The aim of this study is to verify the safety and accuracy of the new robot system who can cover the femoral side during THA procedure, which maybe the first robotic arm with the function for preparing the femoral canal, as well as complete the osteotomy of femoral neck. As the classic safe range for acetabular side, Lewinnek safety zone(14) points out that the anteversion of acetabular should be 15 °±10 °. The inclination angle of acetabulum should be 40 °±10 °. The plan of this trial was also planned according to this safety zone. After operation, all of the acetabular anteversion and inclination angles were measured in the safety zone (Fig. 2). And there was no fracture in all the cadavers.
However, some new studies propose that the Lewinnek safe zone is not actually reasonable(15–17). A study by Abdel even found that many dislocations occur within the Lewinnek safety zone(18). With the development of new technology and the progress of ideas, more and more people advocate the use of combined anteversion to replace the Lewinnek safety zone(19–21). The factors of the femoral stalk were emphasized in this method, and with the development of navigation technology, the joint forward inclination will be measured more accurately(20, 22). A study by Amuwa pointed out that the safe range of combined anteversion is 25 °- 50 °, and the average value should be 35 °(19). Jolles's study suggested that the combined anteversion should be 40 °- 60 °, otherwise the risk of dislocation would be 6.9 times(23). A study of O'Connor put forward the concept of functional combined anteversion, and pointed out that standing combined anteversion should be 30° − 50° and sitting combined anteversion should be 45° to 65°(24). So far, there is no unified standard for combined anteversion. Most people think that the combined anteversion of 25 °- 50 °is more appropriate(19, 20, 25). With the help of robot arm, 23 of the 30 sets of data (76.67%) fall within this range.

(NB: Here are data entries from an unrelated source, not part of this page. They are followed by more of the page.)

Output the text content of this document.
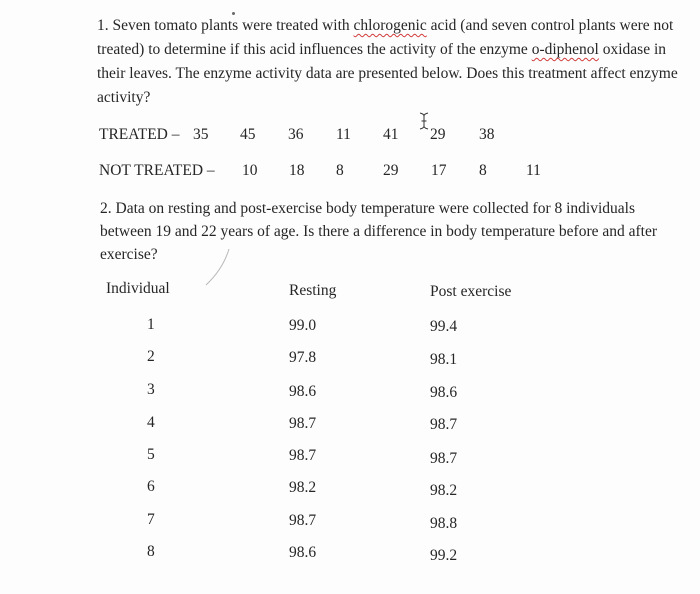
1. Seven tomato plants were treated with chlorogenic acid (and seven control plants were not treated) to determine if this acid influences the activity of the enzyme o-diphenol oxidase in their leaves. The enzyme activity data are presented below. Does this treatment affect enzyme activity?

TREATED – 35 45 36 11 41 29 38
NOT TREATED – 10 18 8	29 17 8	11

2. Data on resting and post-exercise body temperature were collected for 8 individuals between 19 and 22 years of age. Is there a difference in body temperature before and after exercise?

Individual	Resting	Post exercise
1	99.0	99.4
2	97.8	98.1
3	98.6	98.6
4	98.7	98.7
5	98.7	98.7
6	98.2	98.2
7	98.7	98.8
8	98.6	99.2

The stem angulation of the femoral prosthesis is the related factor leading to the subsidence of the femoral prosthesis(26). A study of Leiss found that if the stem angulation is more than 3 °, it will increase the risk of femoral prosthesis sinking(27). The stem angulation of femur assisted by robotic arm was 1.84 ± 0.99 °, and the median was 2.00 °, all of 30 sets of data were < 3 °.
Prosthesis revision is related to prosthesis instability and aseptic loosening(28, 29), and loosening of the femoral stalk is related to poor filling rate of the femur(30). A study of Tezuka pointed out that the filling rate of proximal femur is satisfactory when the rate is ≥ 80%(31). Both Hwang and Streit have proved when the filling rate of the femur is less than 80%, it may lead to aseptic loosening or sinking of the femoral stalk(32, 33). The filling rate of all the prostheses on the median sagittal section of the osteotomy line and at the 2.5cm off the osteotomy line were more than 80%. The filling rate was > 80% in 21 cases (70%) on the coronal section of the osteotomy line 7.5cm, and > 80% in 18 cases (60%) on the coronal section of the isthmus of the femoral shaft. (Table 4)
Periprosthetic fracture is the main cause for early femoral revision (34). A recent study by Alpaugh found that the risk of periprosthetic fractures increased when the femoral medullary cavity was paired with a smaller femoral prosthesis(35). Alpaugh 's study linked the canal fill and the femoral angulation to periprosthetic fractures.
A study of 51,345 revision by Bozic et al found that 21,047 cases (41.1%) had all-component revision and 6,738 cases (13.2%) had femoral component revision(36), accounting for 54.3% of THA revision, it means that more than half of the revision operations involved femoral prosthesis. However, a study by Brown showed that revision surgery of femoral prosthesis is often complicated due to the poor bone stock or the difficulty to remove prosthesis, which affecting the effect of surgery(37).
It can be seen that the placement and size of femoral prosthesis also has an important impact on the success of THA surgery. However, at present, the auxiliary navigation system on the market can only assist the placement of the acetabular prosthesis, and it still needs to be handled manually on the femoral side.
The robot is a 7-axis manipulator, which breaks through the technical difficulties, so that the operation of the acetabular and femoral side can be completed without changing the position of the machine, and the size, angle and depth of the prosthesis can be monitored in real time (Fig. 3). And there is no need to repeat the process of rough registration and fine registration, which means that all surgical operations can be done in one registration.
The new designed robot arm was safe and accurate for both acetabular and femoral sides during total hip arthroplasty. As the first robotic assisted system that can complete the operation on femoral side, this new robotic system is a meaningful attempt. Of course, this experiment also has some limitations, such as: unable to count the amount of blood loss, the balance effect on soft tissue is not obvious, unable to obtain follow-up data under the postoperative weight-bearing state, and so on. However, this trial provides a guarantee of safety and reliability for the following clinical trials, and the limitations of the trial will be resolved at the clinical condition.